En réalité, le climat au sein de l'équipe gouvernementale s'est lentement dégradé. Les sociaux-chrétiens (CVP flamand et PSC wallon) ne pouvaient admettre d'avoir dû, en raison de leurs divisions internes, abandonner le poste de Premier ministre (qui leur revenait depuis toujours) à un socialiste, wallon de surcroît. Le parti socialiste est en effet le seul des partis traditionnels (chrétiens, libéraux et socialistes) à échapper à la division entre Flamands et francophones.

Socialistes et sociaux-chrétiens s'affrontent dans le courant du mois de juin 1973, en Conseil de cabinet, sur les problèmes scolaires, pomme de discorde traditionnelle qui a divisé chrétiens et libres penseurs durant plus d'un siècle. Actuellement, la plupart des causes de désaccord sont d'ordre budgétaire. Ainsi, il s'agissait de :
– définir la distribution des ressources de deux Fonds de constructions scolaires ;
– régler le traitement et le statut moral des membres de l'enseignement privé ;
– préciser les avantages sociaux à accorder dans l'enseignement subventionné.

L'aspect idéologique de la rivalité traditionnelle entre enseignement catholique et enseignement officiel se retrouve dans un autre objet de querelle : la création d'écoles pluralistes, écoles où les enseignants seraient à la fois religieux ou athées, et où toutes les opinions seraient exprimées. Du côté chrétien, on veut bien admettre de telles écoles à titre d'expérience et pour autant qu'elles ne remplaceront pas l'école catholique libre. Mais les socialistes ont, pour l'école pluraliste, des ambitions nettement plus larges. Ils voient en elle le moyen d'assurer aux jeunes un enseignement non engagé, et voudraient, à plus long terme, en faire les véritables écoles neutres officielles.

Scandale

À la fin de juin 1973, décidément néfaste pour le gouvernement, la justice est saisie du dossier de la Régie des télégraphes et téléphones. L'affaire RTT se présente mal pour le directeur général Germain Baudrin, dont les attaches avec le parti socialiste sont connues.

Un ingénieur-architecte, M. Demaegt, l'accuse publiquement d'avoir des intérêts dans des sociétés avec lesquelles son administration traite, et d'avoir commis des irrégularités à l'occasion de contrats passés avec des entreprises de construction. L'affaire suscite une émotion certaine dans l'opinion publique, et le scandale rejaillit indirectement sur le monde socialiste.

Un secrétaire d'État socialiste, Abel Dubois, donne sa démission pour pouvoir mieux se défendre contre certaines allégations. Le dossier RTT fait l'objet d'une enquête du Comité supérieur de contrôle, qui saisit le procureur du roi de l'affaire.
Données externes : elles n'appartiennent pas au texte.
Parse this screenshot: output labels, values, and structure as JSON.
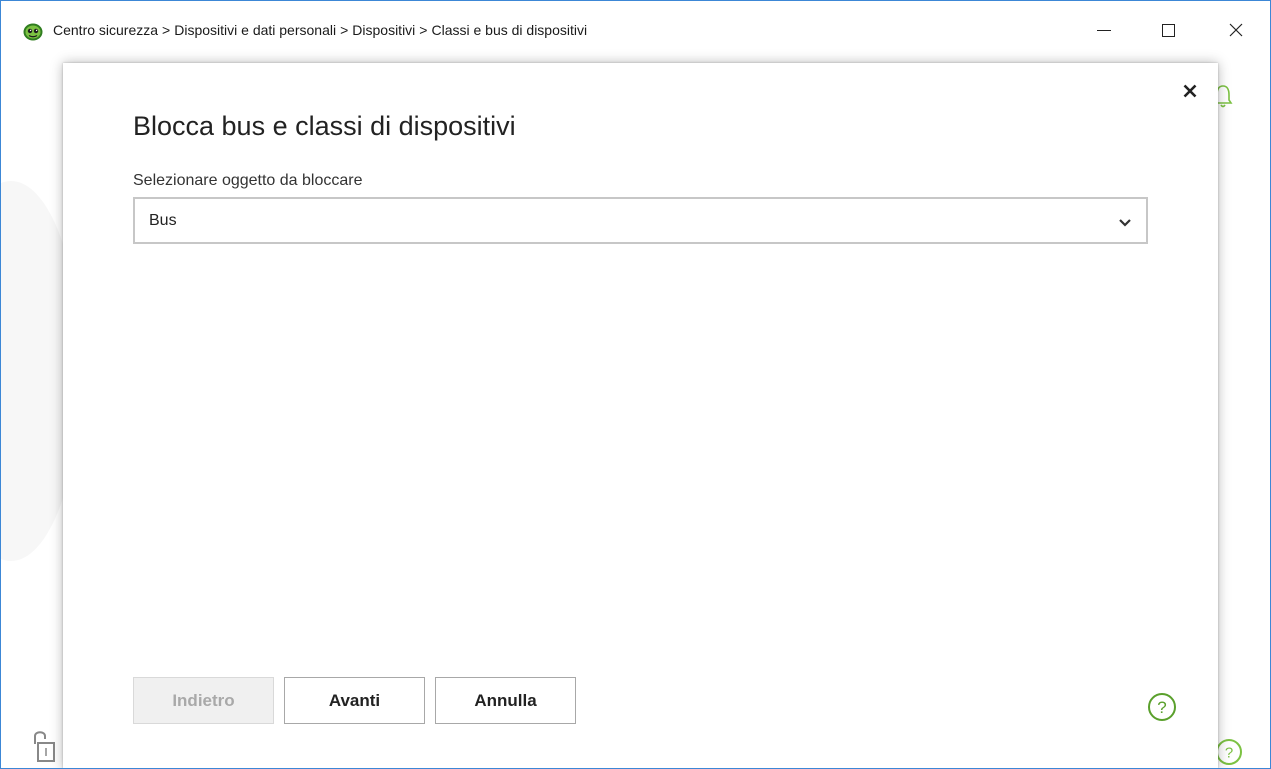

G. Baudrin est placé sous mandat d'arrêt à la fin du mois de février 1974.

La fin de la session parlementaire crée une heureuse diversion en juillet : en vingt heures, la Chambre vote 24 projets différents avant de se mettre en vacances. Les séances ont été animées par des cris de l'opposition : « Anseele, démission ! » Les partis d'opposition estiment que E. Anseele, ministre des Communications (socialiste), doit tirer les conséquences de la situation née à la RTT, mais les socialistes parviendront à différer son départ. Le gouvernement se retire durant deux jours au prieuré de Val Duchesse pour se consacrer à l'examen et à la mise en ordre du budget de l'État. À l'issue des travaux, les ministres clament leur autosatisfaction.

Le budget de 1974 sera, certes, en augmentation de 11,7 % par rapport à celui de l'année précédente et atteindra 366,15 millions de francs, mais les recettes, elles, s'élèveront à 366,53 millions de francs. Il y aura donc un boni de 500 millions de francs.

Remaniement

En septembre les ennuis politiques recommencent. Dès le début du mois, on parle, dans les milieux bien informés, d'un remaniement probable du gouvernement.

Maurice Destenay, bourgmestre PLP de Liège, décède le 2-IX-1973. Le ministre d'État était âgé de 73 ans. Édouard Close, socialiste et ministre de l'Intérieur, est candidat à la succession. Mais, quelques semaines plus tard (E. Close est resté à son poste ministériel), le Premier ministre remercie une partie de ses collaborateurs. L'équipe comptera désormais 28 membres au lieu de 36 ! Quittent ainsi le gouvernement : E. Anseele « pour des raisons de santé », M. Hannotte, PLP et ministre des Classes moyennes, et six secrétaires d'État, dont les deux seules femmes du gouvernement, MMmes Irène Pétry (PSB) et Maria Verlaekt-Gevaert (CVP), et leurs quatre collègues masculins Marcel Vandewiele (CVP), Willy Schyns (PSC), André Kempinaire (PVV) et Robert Urbain (PSB).